I'd like to note that swap seems to be performed by value internally. If x and y are lists, (swap x y) linearly depends on the size of x and y.



In cases similar to Jeff's, it might require one extra level of indirection, and not only in the case lists are large: swapping symbols is some 5% faster than swapping empty lists.


(set 'x (sym "a"))
(set 'y (sym "b"))
(set 'u '(1))
(set 'v '(2))

(println  "symbols : " (time (swap x y) 1000000) )
(println  "one-element lists : " (time (swap u v) 1000000) )


Perhaps swap can be implemented to work "by reference" in the case of symbols, I think that with ORO, users cannot see the difference.



Another low hanging fruit seems to be function "rename-symbol". If symbols start to be used as keys, it might be really useful, but right semantics might be not so simple to figure out.

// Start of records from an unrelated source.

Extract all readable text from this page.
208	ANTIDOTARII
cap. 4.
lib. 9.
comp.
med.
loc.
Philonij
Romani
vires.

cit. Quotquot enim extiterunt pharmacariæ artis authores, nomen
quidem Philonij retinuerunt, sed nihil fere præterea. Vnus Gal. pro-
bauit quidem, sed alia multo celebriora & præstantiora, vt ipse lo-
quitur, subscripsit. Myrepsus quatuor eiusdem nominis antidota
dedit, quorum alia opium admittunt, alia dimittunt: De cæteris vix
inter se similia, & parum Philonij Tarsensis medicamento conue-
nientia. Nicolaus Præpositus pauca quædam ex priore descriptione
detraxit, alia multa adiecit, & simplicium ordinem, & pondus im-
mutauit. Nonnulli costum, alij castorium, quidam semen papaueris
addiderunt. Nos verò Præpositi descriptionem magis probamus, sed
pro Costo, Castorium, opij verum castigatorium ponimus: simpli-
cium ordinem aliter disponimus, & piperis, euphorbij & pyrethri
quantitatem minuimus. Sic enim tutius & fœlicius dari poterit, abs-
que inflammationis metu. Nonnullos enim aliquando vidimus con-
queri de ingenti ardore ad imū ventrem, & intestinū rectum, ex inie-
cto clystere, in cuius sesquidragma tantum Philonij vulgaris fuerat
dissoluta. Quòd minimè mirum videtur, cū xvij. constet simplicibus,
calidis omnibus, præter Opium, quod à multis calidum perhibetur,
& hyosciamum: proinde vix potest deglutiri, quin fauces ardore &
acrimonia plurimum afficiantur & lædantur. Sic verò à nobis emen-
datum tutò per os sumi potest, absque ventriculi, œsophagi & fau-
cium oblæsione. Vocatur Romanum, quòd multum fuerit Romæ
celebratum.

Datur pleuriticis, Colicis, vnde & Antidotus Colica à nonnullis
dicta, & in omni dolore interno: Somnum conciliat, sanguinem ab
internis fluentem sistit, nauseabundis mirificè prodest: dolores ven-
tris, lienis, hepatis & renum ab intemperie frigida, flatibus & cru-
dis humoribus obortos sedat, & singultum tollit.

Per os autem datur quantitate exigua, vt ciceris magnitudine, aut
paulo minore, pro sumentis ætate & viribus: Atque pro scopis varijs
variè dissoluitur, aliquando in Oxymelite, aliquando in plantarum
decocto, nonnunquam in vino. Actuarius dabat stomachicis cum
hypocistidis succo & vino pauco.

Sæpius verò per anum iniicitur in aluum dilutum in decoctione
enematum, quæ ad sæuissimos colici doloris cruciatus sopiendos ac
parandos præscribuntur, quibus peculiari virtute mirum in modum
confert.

Lutz, how is that if symbol is deleted, then all occurrences of that symbol disappear? Why new symbol is not as good as old?  I do not say it is wrong, I'm just interested. Here is the code that confuses me.


> (set 'f '(x 3))
(x 3)
> (delete 'x)
true
> (set 'x 4)
4
> f
(nil 3)
>
http://kazimirmajorinc.com/\">WWW site; http://kazimirmajorinc.blogspot.com\">blog.

Lutz

#12
QuotePerhaps swap can be implemented to work "by reference" in the case of symbol


Already done for 10.0.3. See my post from Match 17th in this thread with examples. This version goes up either as a maintenance release beginning of May or as a development release by the end of March.


QuoteLutz, how is that if symbol is deleted, then all occurrences of that symbol disappear?


If a symbol gets deleted all references to it have to get 'nil', as you have shown in your post. If not, you would end up with pointers pointing into nowhere. There is an extra boolean flag for the 'delete' statement to tell it, only to delete if the symbols is not referenced.



To delete a symbol using the hash syntax use: (MyHash "theKey" nil). To check is its there: (MyHash "theKey") returns 'nil' is no such key.



Deleting a symbol means, taking it out of the symbol tree and checking (changing to 'nil') all references to it in memory.



To delete a whole symbol space you have to delete the context symbol twice. The first time it will remove all its symbols hosted and demote the context symbol to a normal symbols. The second time, the context symbol will be deleted too.


QuoteAnother low hanging fruit seems to be function "rename-symbol"


Possible but not low hanging ;-). The symbol would have to be deleted then created again and all references to the old one changed to the new one. Symbols are maintained in a so called "Red Black Binary Tree" (see: http://en.wikipedia.org/wiki/Red-black_tree">http://en.wikipedia.org/wiki/Red-black_tree ). This means you cannot just rename the symbol entry, but the symbol gets a new place in the tree depending on its name.



The implementation used in newLISP is by Thomas Niemann: http://epaperpress.com/sortsearch/download/sortsearch.pdf">http://epaperpress.com/sortsearch/downl ... search.pdf">http://epaperpress.com/sortsearch/download/sortsearch.pdf



More recently a newer implementation has popped up on the web and has been widely discussed and got mixed reviews. I have looked into it and decided to stay with the present one for the time beeing. Symbol handling is very central to newLISP itself as namespaces and hashing are handled by it.

Jeff

#13
Lutz - couldn't you just point another symbol to the root of the context and then delete the original?